War Dances by Sherman Alexie

After publishing book after book for two decades now, Alexie somehow continues to improve upon his distinct interpretations of Native American identity and the writing life. This poetry and short story collection is a self-described “mix-tape” of styles and topics, ruminating on everything from death to pop music. Grove Press. $23. 256 pp.

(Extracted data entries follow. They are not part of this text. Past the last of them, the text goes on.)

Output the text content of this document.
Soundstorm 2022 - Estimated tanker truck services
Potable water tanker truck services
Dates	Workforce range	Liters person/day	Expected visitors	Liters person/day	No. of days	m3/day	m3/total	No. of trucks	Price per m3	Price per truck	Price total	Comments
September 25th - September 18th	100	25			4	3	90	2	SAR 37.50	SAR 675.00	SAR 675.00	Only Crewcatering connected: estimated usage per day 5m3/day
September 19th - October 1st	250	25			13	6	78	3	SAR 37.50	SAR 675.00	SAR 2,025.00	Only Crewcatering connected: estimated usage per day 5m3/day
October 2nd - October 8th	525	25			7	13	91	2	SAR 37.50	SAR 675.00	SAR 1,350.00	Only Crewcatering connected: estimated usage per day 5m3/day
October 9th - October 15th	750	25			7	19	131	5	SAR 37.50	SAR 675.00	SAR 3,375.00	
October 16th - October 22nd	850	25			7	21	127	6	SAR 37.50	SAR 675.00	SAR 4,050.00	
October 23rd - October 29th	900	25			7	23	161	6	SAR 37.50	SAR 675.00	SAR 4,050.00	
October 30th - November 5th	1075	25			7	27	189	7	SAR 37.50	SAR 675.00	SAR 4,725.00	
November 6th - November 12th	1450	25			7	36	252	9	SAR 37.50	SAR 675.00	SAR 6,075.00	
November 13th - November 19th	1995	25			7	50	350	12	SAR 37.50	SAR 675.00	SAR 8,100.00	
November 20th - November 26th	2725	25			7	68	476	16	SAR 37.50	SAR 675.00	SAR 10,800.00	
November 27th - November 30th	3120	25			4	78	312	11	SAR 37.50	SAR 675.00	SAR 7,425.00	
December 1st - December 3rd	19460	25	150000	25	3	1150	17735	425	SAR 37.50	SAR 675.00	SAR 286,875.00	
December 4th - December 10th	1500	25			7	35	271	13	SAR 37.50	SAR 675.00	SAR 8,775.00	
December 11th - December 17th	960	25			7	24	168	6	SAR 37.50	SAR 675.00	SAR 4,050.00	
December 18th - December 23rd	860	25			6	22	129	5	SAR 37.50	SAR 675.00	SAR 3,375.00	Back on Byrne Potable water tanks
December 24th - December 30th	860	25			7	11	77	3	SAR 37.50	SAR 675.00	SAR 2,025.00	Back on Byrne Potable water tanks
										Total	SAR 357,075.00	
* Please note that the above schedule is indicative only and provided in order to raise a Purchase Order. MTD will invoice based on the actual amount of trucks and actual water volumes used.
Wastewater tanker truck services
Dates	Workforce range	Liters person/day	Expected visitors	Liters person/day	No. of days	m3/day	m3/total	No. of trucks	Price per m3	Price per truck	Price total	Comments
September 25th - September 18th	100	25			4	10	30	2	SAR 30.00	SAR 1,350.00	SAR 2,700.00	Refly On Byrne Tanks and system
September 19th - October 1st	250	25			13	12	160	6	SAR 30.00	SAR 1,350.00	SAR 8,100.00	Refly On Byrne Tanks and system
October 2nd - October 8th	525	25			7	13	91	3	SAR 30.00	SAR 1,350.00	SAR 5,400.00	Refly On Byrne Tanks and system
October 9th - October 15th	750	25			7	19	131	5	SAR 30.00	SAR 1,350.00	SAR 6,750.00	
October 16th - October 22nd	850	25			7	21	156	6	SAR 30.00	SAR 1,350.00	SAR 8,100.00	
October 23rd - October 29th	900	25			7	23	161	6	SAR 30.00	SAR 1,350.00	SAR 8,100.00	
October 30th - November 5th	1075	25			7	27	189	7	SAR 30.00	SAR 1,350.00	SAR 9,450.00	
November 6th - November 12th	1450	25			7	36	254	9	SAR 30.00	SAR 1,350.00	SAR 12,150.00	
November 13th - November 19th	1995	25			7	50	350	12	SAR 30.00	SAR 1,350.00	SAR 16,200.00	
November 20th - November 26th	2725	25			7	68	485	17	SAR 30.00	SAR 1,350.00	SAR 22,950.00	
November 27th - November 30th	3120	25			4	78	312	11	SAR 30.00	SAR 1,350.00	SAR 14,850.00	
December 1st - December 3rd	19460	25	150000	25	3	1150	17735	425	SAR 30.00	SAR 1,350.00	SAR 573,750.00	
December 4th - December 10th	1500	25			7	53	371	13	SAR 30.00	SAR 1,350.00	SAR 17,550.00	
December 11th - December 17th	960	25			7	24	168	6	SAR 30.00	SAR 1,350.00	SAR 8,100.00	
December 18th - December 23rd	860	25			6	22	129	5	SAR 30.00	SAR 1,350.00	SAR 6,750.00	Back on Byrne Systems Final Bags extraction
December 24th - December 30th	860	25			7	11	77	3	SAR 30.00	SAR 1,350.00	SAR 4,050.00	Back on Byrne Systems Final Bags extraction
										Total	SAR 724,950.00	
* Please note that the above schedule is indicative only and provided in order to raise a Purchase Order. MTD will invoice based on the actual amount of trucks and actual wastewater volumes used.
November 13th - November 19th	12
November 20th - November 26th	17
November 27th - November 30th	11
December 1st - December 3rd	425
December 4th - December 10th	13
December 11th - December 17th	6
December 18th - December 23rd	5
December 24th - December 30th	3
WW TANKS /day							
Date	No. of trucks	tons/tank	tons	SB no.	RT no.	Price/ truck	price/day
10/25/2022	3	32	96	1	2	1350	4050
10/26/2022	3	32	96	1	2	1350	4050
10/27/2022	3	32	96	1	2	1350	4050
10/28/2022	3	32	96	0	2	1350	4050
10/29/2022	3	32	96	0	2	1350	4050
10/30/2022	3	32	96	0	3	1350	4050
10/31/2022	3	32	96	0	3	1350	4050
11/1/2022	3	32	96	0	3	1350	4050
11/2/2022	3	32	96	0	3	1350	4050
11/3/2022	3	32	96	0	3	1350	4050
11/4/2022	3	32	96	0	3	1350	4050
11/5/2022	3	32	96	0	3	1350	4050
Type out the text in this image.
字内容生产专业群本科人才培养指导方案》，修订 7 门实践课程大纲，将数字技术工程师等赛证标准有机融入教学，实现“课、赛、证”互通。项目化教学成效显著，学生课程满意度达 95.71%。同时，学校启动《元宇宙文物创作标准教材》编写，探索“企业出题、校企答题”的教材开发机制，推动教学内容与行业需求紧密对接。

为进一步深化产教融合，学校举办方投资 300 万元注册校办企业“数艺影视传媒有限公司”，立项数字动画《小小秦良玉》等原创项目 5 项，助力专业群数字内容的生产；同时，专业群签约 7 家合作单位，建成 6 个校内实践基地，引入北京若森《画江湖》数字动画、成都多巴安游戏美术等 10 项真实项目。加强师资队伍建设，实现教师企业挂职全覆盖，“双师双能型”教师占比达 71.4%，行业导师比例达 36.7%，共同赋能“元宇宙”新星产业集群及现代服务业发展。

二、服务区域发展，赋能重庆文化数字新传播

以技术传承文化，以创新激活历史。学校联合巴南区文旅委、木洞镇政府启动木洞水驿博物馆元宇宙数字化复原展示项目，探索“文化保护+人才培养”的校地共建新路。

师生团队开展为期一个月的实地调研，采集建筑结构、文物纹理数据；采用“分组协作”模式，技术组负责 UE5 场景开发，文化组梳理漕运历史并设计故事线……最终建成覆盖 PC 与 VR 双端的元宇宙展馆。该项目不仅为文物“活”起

Till You Hear From Me by Pearl Cleage

The age of Obama and YouTube politics collides with civil rights history in this new novel by Atlanta’s Cleage. Set in the West End, a middle-aged campaign organizer gets bumped to the side by a younger generation while her father becomes ensnared in a Republican smear campaign. Random House. $25. 272 pp.

Tinkers by Paul Harding

The story behind Tinkers’ rise from a rejected, nearly abandoned manuscript to winning the 2010 Pulitzer Prize for fiction is an undeniably charming fairy tale. The novel itself, an exquisite story told from the perspective of a dying grandfather, is even better. Bellevue Literary Press. $14.95. 191 pp.

Everything Here is the Best Thing Ever by Justin Taylor

The super-stoked title of Taylor’s debut short story collection is a ruse. As it turns out, the young characters Taylor so artfully develops are in the midst of discovering that “everything here” is not so great, often flawed and occasionally headed for a disastrous end. Harper Perennial. $13.99. 208 pp.

Prose. Poems. A Novel. by Jamie Iredell

Atlanta’s Iredell might be a poet who knows how to tell stories or a storyteller that speaks in poems. Either way, Prose. Poems. A Novel. is a debut collection of chapbooks that form the life story of a drunken, delinquent, occasionally drugged and frequently engrossing man. Fans of Denis Johnson should take note. Orange Alert Press. $14. 112 pp.

Imperial Bedrooms by Bret Easton Ellis

Contemporary fiction’s most misunderstood satirist returns to the characters of his enfant terrible debut, Less Than Zero, 20 years later. Drawing from Raymond Chandler’s noir and Paul Auster’s meta-fictional detective conceits, Ellis paints Los Angeles in the deepest shades of black. Knopf. $24.95. 192 pp.